Large UAV platforms–like Global Hawk, Predator, Fire Scout, Taranis and others–have a seemingly endless appetite for greater onboard compute density. The payloads aboard those systems are enabling ever greater autonomy for the UAV and its mission. The movement is toward more capable radar systems that fit into the same space, and in some cases more compact radar electronics to make room for other payload electronics.

Next-generation UAVs have shifted their internal architectures from a scheme of multiprocessing of big, power-hungry boards based on general-purpose processors to a strategy of relying on more integrated boards sporting powerful DSP-capable FPGAs. The original Global Hawk, for example, embedded around 40 processor boards. At least 30 of those boards were replaced by a couple of FPGA-based cards.

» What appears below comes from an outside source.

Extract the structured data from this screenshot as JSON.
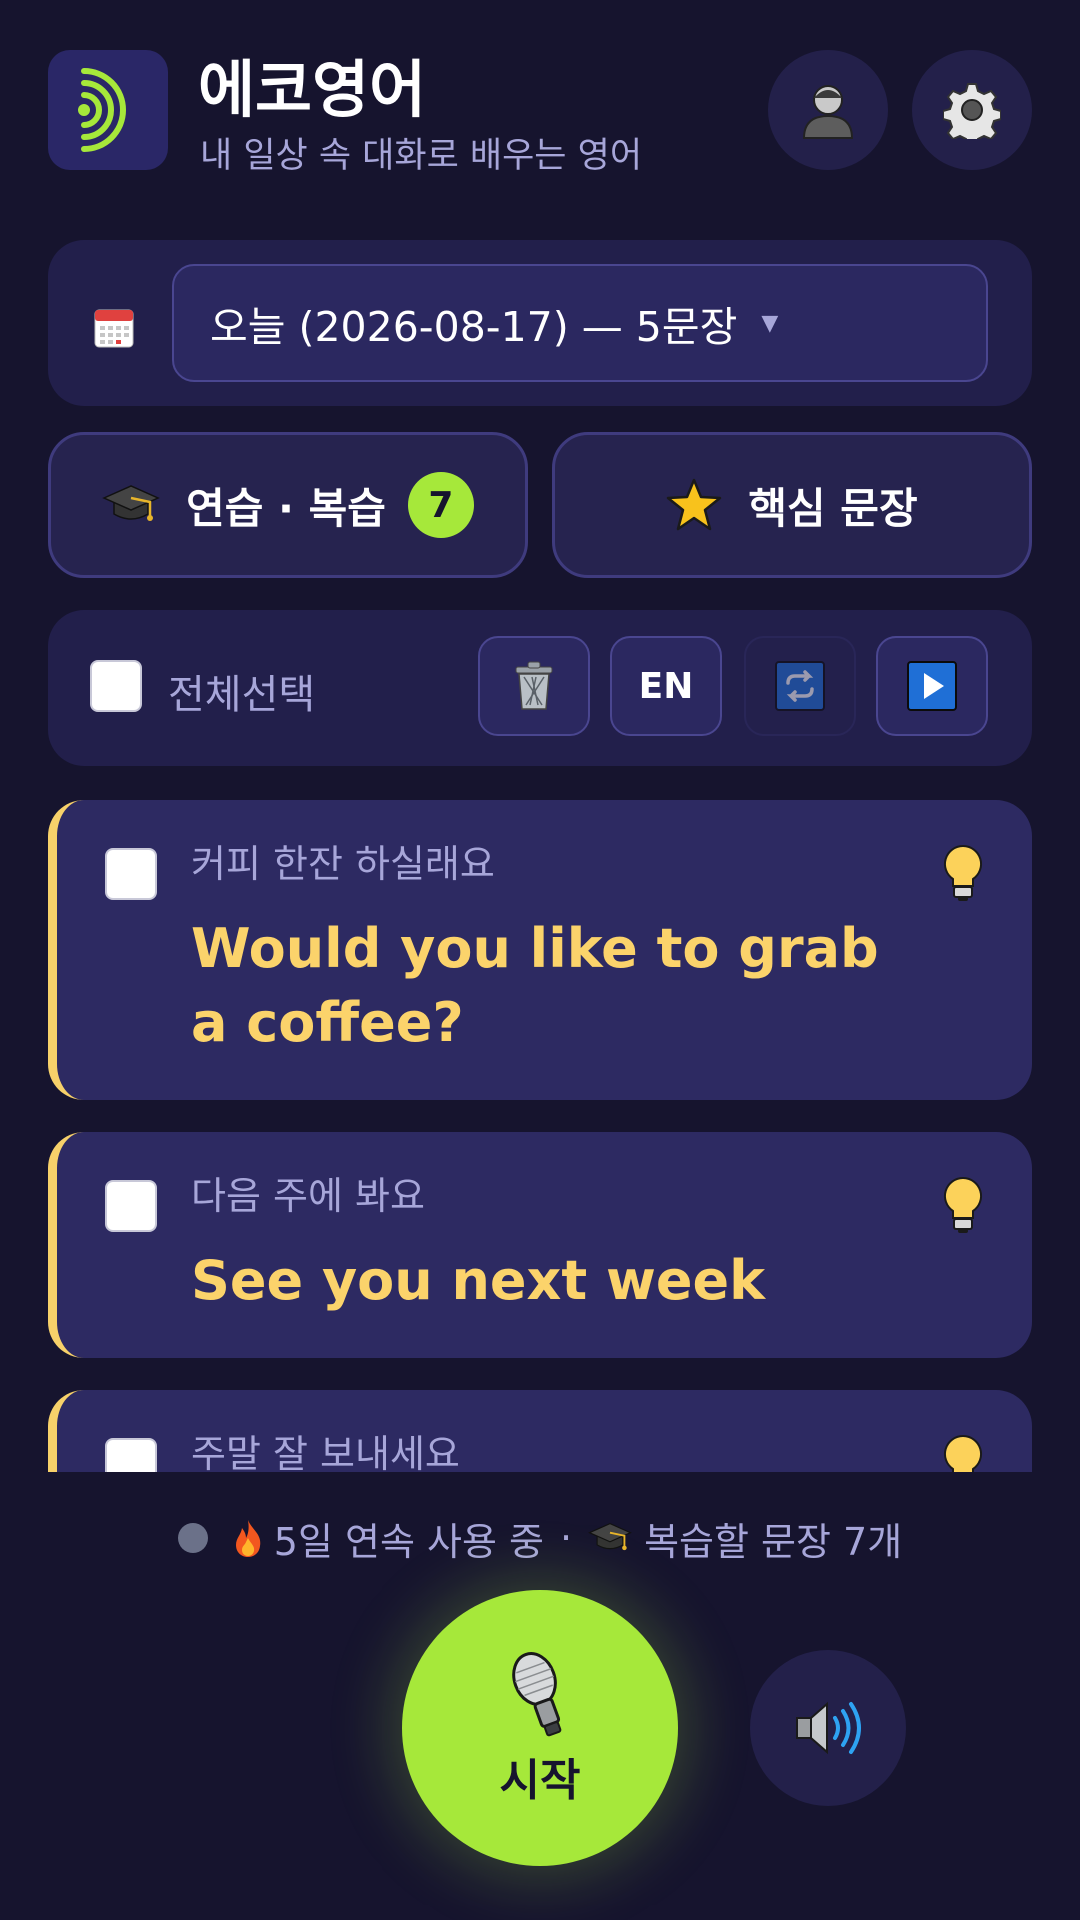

It isn’t just straight processing integration that the FPGAs provide. They’re most efficient at the DSP-kinds of functions done on board like radar processing and SIGINT. When the earlier version of Global Hawk used a multicomputer system made up of only general-purpose processors, it was inefficient when it came to many of the computing tasks. By instead letting FPGAs concentrate operations like repetitive convolutions–such as data reduction and manipulation–the general-purpose CPUs are off-loaded to focus on data-dependent control operations, which they’re good at.

Modular Radar System

An example of where this FPGA-based compute density is playing a role is the Multi-Platform Radar Technology Insertion Program (MP-RTIP). The MP-RTIP is a modular, active electronically scanned array radar system designed to be scaled in size so that it can be carried on board different platforms. Mezzanine form factors like PMCs and XMCs are well represented in the MP-RTIP program.

Earlier this month Northrop Grumman got approval to begin a portion of MP-RTIP Radar System Level Performance Verification (RSLPV) flight testing. The approval comes following a successful test readiness review for the MP-RTIP sensor’s Synthetic Aperture Radar imaging mode. This radar is slated for the RQ-4 Block 40 Global Hawk currently in production. The goal of the RSLPV test program is to verify that the radar meets operational requirements established by the Air Force, including Synthetic Aperture Radar (SAR) Spot image capabilities, SAR Swath imaging wide area capability, and Ground Moving Target Indicator (GMTI) capability to detect and track moving vehicles on the ground.

For RSLPV, the sensor is being flown on Northrop Grumman’s Proteus aircraft (Figure 1) as a surrogate for the first Block 40 Global Hawk. By verifying sensor performance on Proteus, the sensor testing has progressed without impact to production, significantly lowering the risk with regard to the Global Hawk’s operational capability. The first Block 40 Global Hawk, AF-18, has been built at Palmdale, CA, and is undergoing testing in preparation for its first flight later this year.

Cooling Enables Use of Faster Processing

Another method of boosting compute-density aboard large UAVs is the concept of using advanced cooling solutions that enable integrators to use boards that are less environmentally rugged in and of themselves. The problem can be addressed by using sealed, air-conditioned or pressurized compartments. These include both the U-2 Dragon Lady (ASIP program–Air Force Signals Intelligence Payload) and RQ-4 Global Hawk UAV. In both cases, alternative cooling solutions were needed to accommodate the upgrades. Meanwhile, other UAV platforms such as the MQ-1 Predator and MQ-9 Reaper don’t have any conditioned space, yet they had similar requirements for improved sensor capabilities and their designers likewise wished to leverage existing air-cooled board sets. The article “UAVs Embrace the Benefits of Direct Spray Cooling” in this section discusses how direct spray cooling enclosures help solve those problems.

Last summer Northrop Grumman’s ISR Systems Division awarded SprayCool a contract to provide its liquid-cooled enclosures for the ASIP-1C program. The SprayCool enclosures will house SIGINT electronics for the Air Force’s SIGINT-equipped MQ-1B Predator UAV (Figure 2) in support of Predator’s tactical warfighting role, sometimes described as a hunter/killer/scout mission. Under this contract, the SprayCool Multi-Platform Enclosure (MPE) was selected as a component in the ASIP-1C sensor payload for SIGINT-equipped Predator aircraft.